Xiaomi is in trouble

xiaomi philips

Chinese products often find themselves in the crosshairs of patent infringement rights as time and again; Chinese companies have attempted to gain an unfair advantage over its competitors by copying existing technologies. This time around, Philips has filed patent infringement suits against Chinese giants Xiaomi and Vivo which can prove to be ominous for the future of the Chinese companies if Philips was to win the case.

In Philips suit against Xiaomi, a single judge bench while issuing summons to the company in the suit, directed Xiaomi to maintain Rs. 1,000 crores in its bank accounts operated in India with the honourable court deciding to hear the suit on March 1, 2021.

In Philips another suit against Vivo, the latter has been directed to avoid creating any encumbrance or third-party rights in the manufacturing plant in Greater Noida with the suit against Vivo slated to be heard next on February 10, 2021

Philips in its infringement suits is claiming that Xiaomi and Vivo have violated its “Standard Essential Patents” in telecommunication technologies.

Recently, Huawei had been forced to sell its Honor smartphone business after US sanctions hit the company hard. Struggling to keep afloat its consumer hardware business, Huawei had been resigned to sell off its Honor smartphone business to a consortium of over 30 agents and dealers for a pittance with the consortium planning to set up a new company called Shenzen Zhixin New Information Technology in order to complete the purchase.

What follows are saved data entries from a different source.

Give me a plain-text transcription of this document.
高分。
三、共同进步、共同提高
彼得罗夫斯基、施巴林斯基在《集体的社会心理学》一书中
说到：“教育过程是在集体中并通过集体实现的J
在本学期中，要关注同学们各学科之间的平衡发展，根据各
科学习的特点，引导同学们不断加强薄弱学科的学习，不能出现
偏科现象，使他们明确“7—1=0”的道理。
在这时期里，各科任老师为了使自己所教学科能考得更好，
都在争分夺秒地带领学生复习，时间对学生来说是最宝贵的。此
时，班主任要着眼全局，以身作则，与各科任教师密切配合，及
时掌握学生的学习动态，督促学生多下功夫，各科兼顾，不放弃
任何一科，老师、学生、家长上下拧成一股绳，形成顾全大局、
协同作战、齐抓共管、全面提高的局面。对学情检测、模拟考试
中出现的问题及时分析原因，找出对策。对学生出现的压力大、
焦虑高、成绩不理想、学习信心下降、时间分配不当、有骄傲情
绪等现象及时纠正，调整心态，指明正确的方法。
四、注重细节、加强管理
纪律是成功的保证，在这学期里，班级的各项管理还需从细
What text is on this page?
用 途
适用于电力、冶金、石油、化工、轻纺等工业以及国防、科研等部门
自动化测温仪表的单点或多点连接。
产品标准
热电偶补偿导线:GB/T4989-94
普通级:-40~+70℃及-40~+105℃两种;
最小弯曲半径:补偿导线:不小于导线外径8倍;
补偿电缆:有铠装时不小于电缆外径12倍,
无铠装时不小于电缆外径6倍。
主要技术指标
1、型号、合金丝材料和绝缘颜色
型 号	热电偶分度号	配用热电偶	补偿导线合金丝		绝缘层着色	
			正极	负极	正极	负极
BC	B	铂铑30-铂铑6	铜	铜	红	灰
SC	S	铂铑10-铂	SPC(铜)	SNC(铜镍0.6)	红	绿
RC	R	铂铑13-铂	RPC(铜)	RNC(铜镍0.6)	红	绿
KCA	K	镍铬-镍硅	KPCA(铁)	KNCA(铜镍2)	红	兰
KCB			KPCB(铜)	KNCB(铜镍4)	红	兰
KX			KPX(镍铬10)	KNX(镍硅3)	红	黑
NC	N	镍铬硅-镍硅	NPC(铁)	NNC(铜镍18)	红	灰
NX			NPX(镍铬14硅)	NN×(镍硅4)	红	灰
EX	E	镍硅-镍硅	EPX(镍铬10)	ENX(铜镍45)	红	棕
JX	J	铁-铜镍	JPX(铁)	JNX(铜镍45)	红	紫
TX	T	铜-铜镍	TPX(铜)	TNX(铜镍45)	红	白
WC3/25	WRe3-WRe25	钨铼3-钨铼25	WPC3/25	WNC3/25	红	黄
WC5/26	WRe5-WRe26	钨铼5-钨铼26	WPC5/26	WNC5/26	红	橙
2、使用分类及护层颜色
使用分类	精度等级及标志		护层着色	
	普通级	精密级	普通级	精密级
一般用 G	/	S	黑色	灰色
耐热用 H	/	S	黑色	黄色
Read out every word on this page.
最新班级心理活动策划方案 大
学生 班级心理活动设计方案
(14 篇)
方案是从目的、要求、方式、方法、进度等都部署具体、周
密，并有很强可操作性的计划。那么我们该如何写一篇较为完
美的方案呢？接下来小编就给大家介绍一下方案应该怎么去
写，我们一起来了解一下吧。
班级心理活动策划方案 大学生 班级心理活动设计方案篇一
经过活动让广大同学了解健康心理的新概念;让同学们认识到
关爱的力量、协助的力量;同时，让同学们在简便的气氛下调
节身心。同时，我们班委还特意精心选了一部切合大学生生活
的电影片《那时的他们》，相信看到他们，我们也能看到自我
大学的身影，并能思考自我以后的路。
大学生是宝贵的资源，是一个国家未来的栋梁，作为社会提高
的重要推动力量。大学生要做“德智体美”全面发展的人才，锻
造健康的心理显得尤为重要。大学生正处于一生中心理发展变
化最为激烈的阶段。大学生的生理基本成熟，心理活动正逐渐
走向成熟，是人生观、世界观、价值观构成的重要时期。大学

Read More: Huawei sells its Honor mobile handset brand to an unknown Chinese firm for peanuts

The deal which is reportedly believed to be in the region of $15.2 billion will likely see the consortium laugh their way to the bank as the evaluation of Honor would have been much more under normal circumstances and in the absence of American sanctions. Huawei had simply no room to manoeuvre and perhaps had to take solace from whatever amount they were able to eke out from the buyers.

Troubles began mounting for Huawei after the U.S. Commerce Department placed it on the “Entity List” which made it next to impossible for the company to successfully operate its consumer hardware business.

Such were the pitfalls of being in the “Entity List” that the USA blocked many chipmakers from supplying to Huawei. This resulted in the company either having to turn to 4G chipsets from Qualcomm – a key competitor or rely on the ever unreliable Chinese semiconductor manufacturing industry. Both the options were a complete no-go for Huawei. The road less travelled would have been to completely decouple from American companies which would have seen the company burn a lot of cash.

It is pertinent to note that Huawei will now no longer hold any share in the new Honor brand which the new buyers are planning to take public in the next three years. The deal includes R&D capabilities, supply chain management, and other Honor assets.

It seems that Chinese companies are running into trouble across the world as the long rope extended to them is no longer available after the China made pandemic.